È di queste ore la notizia dell'eliminazione di Sinwar, capo di Hamas e ideatore del genocidio antisemita in Israele il 7 ottobre 2023.

Mai come quest'anno la Sukkah (Capanna) richiama la fragilità dell'esistenza umana: mai come quest'anno il popolo d'Israele ha temuto, e ancora teme, per la propria continuità e per la propria esistenza…

In un attimo tutto è diventato in apparenza illusorio; paradossalmente questa situazione ci deve incoraggiare a essere più umili e più uniti, apprezzando le conquiste sociali e culturali del piccolo stato ebraico.

La Palma, il Cedro, il Salice e il Mirto simboleggiano tutti gli ebrei con i loro dubbi e diversità ma con la comune aspirazione al benessere interiore, condizione che oggi più di ieri deve stimolare una condivisione quale fondamento identitario della società israeliana

C'è anche una presenza profetica in questa festività, un tratto che oggi sembra irrealizzabile vista la situazione in cui non solo Israele, ma tutti gli ebrei si trovano: tutte le nazioni del mondo celebreranno insieme questa festa come segno di pace e di unità.

È nostra prerogativa, anche dopo un anno di guerra terribile, invitare tutti a una riflessione sulla relazione tra l'uomo e l'aspetto divino.

Sukkot è un invito all'unità e alla fiducia nella presenza divina, esattamente come nei 40 anni di peregrinazione nel deserto.

Sukkot deve stimolare e ricordare a tutti noi, ma soprattutto ai nostri troppi nemici, i valori fondamentali dell'esistenza e della coesistenza umana.

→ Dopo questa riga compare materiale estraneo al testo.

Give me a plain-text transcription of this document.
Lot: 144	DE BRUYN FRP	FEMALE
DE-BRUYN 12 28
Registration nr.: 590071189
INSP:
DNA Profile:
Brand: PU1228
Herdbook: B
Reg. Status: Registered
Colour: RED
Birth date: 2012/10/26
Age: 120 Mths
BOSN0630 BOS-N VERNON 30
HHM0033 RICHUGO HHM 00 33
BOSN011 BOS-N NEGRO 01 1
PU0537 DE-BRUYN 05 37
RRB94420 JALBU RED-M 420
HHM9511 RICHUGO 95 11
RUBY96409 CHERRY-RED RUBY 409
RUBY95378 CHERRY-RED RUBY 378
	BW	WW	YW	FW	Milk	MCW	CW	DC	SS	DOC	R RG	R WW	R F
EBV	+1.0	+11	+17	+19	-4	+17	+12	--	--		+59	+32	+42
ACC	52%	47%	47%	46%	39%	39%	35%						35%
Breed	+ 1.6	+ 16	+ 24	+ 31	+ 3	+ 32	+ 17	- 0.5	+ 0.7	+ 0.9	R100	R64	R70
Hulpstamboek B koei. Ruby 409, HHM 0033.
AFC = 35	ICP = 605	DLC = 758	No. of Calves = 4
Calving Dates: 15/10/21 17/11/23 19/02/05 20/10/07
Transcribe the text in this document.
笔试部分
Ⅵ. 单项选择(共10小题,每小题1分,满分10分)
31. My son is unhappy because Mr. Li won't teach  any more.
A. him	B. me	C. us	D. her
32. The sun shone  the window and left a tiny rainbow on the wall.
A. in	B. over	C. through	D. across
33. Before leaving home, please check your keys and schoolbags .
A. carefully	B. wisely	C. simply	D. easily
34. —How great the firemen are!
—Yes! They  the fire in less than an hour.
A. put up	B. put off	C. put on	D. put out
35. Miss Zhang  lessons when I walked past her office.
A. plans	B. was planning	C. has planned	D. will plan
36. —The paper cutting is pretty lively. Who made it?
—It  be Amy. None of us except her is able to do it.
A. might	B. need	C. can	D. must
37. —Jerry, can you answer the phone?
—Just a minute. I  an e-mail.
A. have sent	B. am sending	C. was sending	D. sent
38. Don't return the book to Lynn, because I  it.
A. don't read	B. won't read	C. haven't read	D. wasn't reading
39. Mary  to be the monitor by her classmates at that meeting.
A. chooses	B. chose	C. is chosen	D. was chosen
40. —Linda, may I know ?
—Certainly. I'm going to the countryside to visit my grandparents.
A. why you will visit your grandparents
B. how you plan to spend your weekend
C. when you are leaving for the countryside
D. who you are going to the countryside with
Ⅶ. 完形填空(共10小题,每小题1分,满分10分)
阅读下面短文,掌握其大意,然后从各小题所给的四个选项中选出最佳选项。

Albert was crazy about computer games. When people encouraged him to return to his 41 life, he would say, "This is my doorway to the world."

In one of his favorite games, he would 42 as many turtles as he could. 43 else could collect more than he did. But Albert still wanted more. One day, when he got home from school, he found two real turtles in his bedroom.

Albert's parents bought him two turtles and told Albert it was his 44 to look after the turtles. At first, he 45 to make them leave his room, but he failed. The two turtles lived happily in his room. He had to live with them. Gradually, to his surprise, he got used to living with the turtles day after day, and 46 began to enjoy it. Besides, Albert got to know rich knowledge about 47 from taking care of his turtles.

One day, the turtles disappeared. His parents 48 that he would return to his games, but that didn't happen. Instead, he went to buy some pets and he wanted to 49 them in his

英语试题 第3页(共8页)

L'anno che abbiamo passato ci ha lasciato una sensazione di precarietà, la stessa sensazione trasmessa da una costruzione fragile e temporanea come la Sukkah.

Per celebrare l'abbondanza dei raccolti nei campi e l'opportunità che Hashem ci ha dato di andare in Israele la Torà ci comanda di gioire ed esultare: durante questa festività gli ebrei nell'antichità offrivano sacrifici come espiazione per tutti i popoli e si pregava per la pace universale.

Noi non dobbiamo dimenticare questo precetto soprattutto adesso, quando la pace sembra impossibile; Sukkot ci impone di trasformare l'umanità per ottenere la pace per tutto il genere umano, a dispetto dell'antisemitismo dilagante nella parte politica cosiddetta democratica e progressista, nel mondo occidentale,  da parte di quella fetta di società teoricamente più avanzata - che ci fa pensare che la storia non cambia al di là delle apparenze.

Sostenere oggi un concetto così alto può sembrare un atteggiamento irrealistico e illusorio, invece è un’aspirazione dalla quale noi non possiamo e non dobbiamo mai separarci.